USC

USC graduate student workers reach tentative deal

The deal came less than 36 hours before GSWOC was supposed to go on strike.

Photo of a UAW sign
USC graduate student workers picketed earlier this month to show the university their willingness to strike if their demands are not met by the university. (Photo by Charlotte Calmès)

USC and the Graduate Student Workers Organizing Committee (GSWOC) reached a tentative agreement Sunday, according to GSWOC’s Instagram. Starting in August 2024, the deal will last three and a half years and includes provisions regarding minimum wage and workplace protections.
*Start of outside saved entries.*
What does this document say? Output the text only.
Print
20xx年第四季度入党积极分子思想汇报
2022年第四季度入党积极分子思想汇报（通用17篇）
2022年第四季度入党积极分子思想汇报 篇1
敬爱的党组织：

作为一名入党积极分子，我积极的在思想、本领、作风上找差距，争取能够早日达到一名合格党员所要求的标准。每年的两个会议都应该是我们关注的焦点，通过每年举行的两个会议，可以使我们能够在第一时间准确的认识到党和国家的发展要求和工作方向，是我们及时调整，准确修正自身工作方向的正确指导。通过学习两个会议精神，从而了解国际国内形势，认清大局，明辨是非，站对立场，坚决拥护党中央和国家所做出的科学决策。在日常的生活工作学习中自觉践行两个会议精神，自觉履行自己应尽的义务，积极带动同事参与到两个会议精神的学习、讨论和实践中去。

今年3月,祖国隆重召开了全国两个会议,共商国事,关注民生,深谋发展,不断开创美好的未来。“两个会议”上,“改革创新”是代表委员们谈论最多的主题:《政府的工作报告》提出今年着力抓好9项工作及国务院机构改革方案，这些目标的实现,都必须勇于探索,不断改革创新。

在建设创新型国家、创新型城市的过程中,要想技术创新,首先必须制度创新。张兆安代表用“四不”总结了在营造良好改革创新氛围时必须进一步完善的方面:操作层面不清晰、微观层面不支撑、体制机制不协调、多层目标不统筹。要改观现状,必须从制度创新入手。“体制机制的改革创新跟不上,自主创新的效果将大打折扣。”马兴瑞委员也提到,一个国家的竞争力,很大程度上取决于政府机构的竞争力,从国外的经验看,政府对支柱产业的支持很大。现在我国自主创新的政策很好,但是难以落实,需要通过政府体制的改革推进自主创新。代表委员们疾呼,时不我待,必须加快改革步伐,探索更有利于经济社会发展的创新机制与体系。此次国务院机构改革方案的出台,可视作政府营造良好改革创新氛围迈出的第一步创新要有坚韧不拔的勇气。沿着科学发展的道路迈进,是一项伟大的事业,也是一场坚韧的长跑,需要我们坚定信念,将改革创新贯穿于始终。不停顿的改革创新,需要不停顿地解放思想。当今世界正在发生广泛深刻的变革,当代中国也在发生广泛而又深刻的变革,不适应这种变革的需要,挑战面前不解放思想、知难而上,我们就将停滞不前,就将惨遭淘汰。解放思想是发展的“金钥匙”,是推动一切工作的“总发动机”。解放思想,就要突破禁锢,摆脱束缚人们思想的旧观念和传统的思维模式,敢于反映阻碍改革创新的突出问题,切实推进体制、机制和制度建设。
“At the final hour, the USC administration made major concessions on Wages and Nondiscrimination to avert a strike and reach a deal on a historic and industry-setting first contract for Graduate Student Workers,” GSWOC said in its statement on Instagram.

According to a GSWOC email sent on Sunday, workers will receive a 24.8% increase in their minimum wage over four years. This is the result of an 18.9% hike agreed upon in the contract plus the 5% that USC promised before the graduate student workers unionized in February. Additionally, the agreement guarantees a 12% raise of the USC Graduate School stipend from $35,700 to $40,000. Workers will also receive one semester of guaranteed parental leave, one semester of health leave, five annual sick days and five days of bereavement leave.

The agreement also gives protection against workplace discrimination in accordance with university policy. Workers will have a formal method of reporting grievances through the Equity, Equal Opportunity, and Title IX Office and GSWOC will have oversight on any workplace complaints. USC will also ensure that graduate student workers will have easy access to all-gender bathrooms and a fund of $650,000 to assist with health care expenses.

In a win for international students, USC will also provide a legal fund for graduate students who lose their visa status in the United States.

“The tentative contract we have agreed to provides graduate students with an industry-leading range of benefits and protections that reaffirm the university’s commitment to graduate education and ensures that they have access to one of the best funding packages in the country,” said the dean of the USC Graduate School Andrew McConnell Stott in a statement Monday.

Stott shared his opinion on the agreement in an interview with Annenberg Media.

“I’m really pleased that we were able to reach such a great contract at this point in the semester,”

Stott said. “We listened to their priorities. We took them really seriously and we made substantive offers on every priority that they told us that they had.”

Stott is expecting this union contract to continue to support graduate students and said that they will meet again in four years to plan for the next contract.

GSWOC was set to strike starting on Tuesday, a move that would have affected teacher’s assistants, assistant lecturers, researchers assistants and other roles within the graduate student workplace during the final week of classes and the final exam period. There will not be any disruptions in final exams or assessments of undergraduate students, as the strike has been canceled, according to Stott. Union members will vote to ratify the contract from December 4 to December 6, according to the USC Graduate School.